Harvard, Tufts and Columbia universities and other prominent institutions of higher learning have expedited the degree awarding at their prestigious medical schools to meet growing societal needs and demands because of the coronavirus pandemic. For decades, I have looked for empirical and other evidenced-based research that suggest significant and substantiated differences between undergraduate students getting degrees in four years versus three or graduate students getting doctorates in six years.
More and more in the academic marketplace, the master’s degree is offered in less than two years. I suspect this is probably occurring because of demands for graduate-level study beyond the undergraduate degree.
Moreover, some futurists like myself suggest that we need to consider degrees for jobs and careers that don’t exist yet. We need higher education to do more of this type of responsible leadership and responsive reaction to the new world we live in. We need more compressed, accelerated, expedited and socially targeted higher-education options.
This will mean that institutions of higher learning will have to consider what the above universities have done and also move from traditional brick-and-mortar and conventional ways of synchronous pedagogical teaching and learning on campus to asynchronous andragogical teaching and learning off-campus. While pedagogical instruction focuses on the method we use to teach children, the andragogical approach may have more relevance to teaching and learning for college student adults.

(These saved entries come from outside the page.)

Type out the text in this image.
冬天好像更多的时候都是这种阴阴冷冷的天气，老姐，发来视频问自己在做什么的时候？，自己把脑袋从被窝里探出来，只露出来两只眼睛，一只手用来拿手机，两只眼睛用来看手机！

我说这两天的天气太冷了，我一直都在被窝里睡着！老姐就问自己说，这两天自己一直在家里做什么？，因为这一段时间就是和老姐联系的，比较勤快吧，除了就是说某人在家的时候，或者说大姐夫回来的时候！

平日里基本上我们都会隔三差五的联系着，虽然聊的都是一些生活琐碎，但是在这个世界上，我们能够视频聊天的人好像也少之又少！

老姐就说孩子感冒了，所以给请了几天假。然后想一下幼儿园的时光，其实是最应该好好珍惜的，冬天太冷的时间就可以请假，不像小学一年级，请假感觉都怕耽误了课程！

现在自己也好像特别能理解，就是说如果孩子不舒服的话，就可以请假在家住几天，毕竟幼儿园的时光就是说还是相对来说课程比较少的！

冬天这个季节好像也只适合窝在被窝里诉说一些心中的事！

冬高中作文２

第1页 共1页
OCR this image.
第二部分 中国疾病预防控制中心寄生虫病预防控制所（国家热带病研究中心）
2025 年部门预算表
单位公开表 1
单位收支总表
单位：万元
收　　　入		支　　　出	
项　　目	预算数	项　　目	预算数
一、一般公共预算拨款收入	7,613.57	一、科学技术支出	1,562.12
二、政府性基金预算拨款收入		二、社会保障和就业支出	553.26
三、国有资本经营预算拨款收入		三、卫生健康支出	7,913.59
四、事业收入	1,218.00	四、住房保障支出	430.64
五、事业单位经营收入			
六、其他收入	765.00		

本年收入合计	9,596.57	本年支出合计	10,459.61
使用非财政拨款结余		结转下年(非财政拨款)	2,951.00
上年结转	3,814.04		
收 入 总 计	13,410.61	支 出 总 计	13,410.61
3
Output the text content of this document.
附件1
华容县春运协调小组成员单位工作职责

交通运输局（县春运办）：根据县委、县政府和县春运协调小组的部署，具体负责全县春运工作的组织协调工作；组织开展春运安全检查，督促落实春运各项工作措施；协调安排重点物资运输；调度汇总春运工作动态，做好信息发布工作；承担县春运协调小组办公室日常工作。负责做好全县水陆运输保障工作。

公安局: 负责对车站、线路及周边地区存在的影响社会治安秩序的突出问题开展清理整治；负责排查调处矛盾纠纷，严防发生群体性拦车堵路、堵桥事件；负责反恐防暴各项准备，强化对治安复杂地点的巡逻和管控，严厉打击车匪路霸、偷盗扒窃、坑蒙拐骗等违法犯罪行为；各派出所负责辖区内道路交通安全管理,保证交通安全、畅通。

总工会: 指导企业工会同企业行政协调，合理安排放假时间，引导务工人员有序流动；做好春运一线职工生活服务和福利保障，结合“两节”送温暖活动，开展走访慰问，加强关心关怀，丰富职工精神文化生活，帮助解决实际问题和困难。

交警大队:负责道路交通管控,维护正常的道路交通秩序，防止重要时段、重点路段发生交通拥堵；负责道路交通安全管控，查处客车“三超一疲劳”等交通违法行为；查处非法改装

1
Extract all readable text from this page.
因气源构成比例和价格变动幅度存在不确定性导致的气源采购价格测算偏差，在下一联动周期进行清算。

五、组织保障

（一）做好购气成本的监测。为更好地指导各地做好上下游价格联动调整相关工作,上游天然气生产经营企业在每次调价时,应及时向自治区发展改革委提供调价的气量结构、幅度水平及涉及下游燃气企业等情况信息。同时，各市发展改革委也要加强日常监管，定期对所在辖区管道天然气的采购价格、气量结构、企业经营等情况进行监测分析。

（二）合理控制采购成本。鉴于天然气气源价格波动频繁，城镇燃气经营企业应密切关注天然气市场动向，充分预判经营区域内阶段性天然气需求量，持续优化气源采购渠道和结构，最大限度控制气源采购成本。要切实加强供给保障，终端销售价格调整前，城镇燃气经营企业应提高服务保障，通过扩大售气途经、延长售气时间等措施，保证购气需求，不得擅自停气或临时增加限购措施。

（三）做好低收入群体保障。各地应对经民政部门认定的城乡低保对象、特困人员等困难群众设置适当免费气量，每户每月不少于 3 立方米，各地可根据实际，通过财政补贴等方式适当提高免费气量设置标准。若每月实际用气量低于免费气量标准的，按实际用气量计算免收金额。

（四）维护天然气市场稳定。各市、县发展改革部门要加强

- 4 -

Increasingly, the average college student is wanting more asynchronous teaching delivered by online, cyber, and electronic mobility, means and methods. One recommendation we might consider in the higher-education enterprise is converting dormitories and residence halls into hotel-type lodging for students to complete perhaps one-week, once-a-month residencies, and leave other instruction for online or virtual delivery from their home or workplace. These lodging arrangements could also be used for visiting alumni; compressed, accelerated executive-type training by faculty; philanthropic partners and nonprofit funders, and others.
There are other possibilities for libraries, parking lots, social events, and other redirected space on campus to cut down on mounting costs from conventional brick-and-mortar investments. I highlight these recommendations in my forthcoming book, “Now More Than Ever.”
In any event, although the emergence of coronavirus has been imposing, disruptive, untimely, uncomfortable and inconvenient, it is now time to rethink higher learning as we currently conceptualize the enterprise in preparation of what is certain to come next. Time is of the essence.
Let’s use this unfortunate opportunity as an opening to return with new momentum for mitigating unhelpful, unproductive and disruptive social distancing. This, too, will pass, but we still need to plan ahead, be proactive, rethink why, what and how we think, and take charge of our future challenges in the not-so-far-away horizons in the modern higher-education enterprise.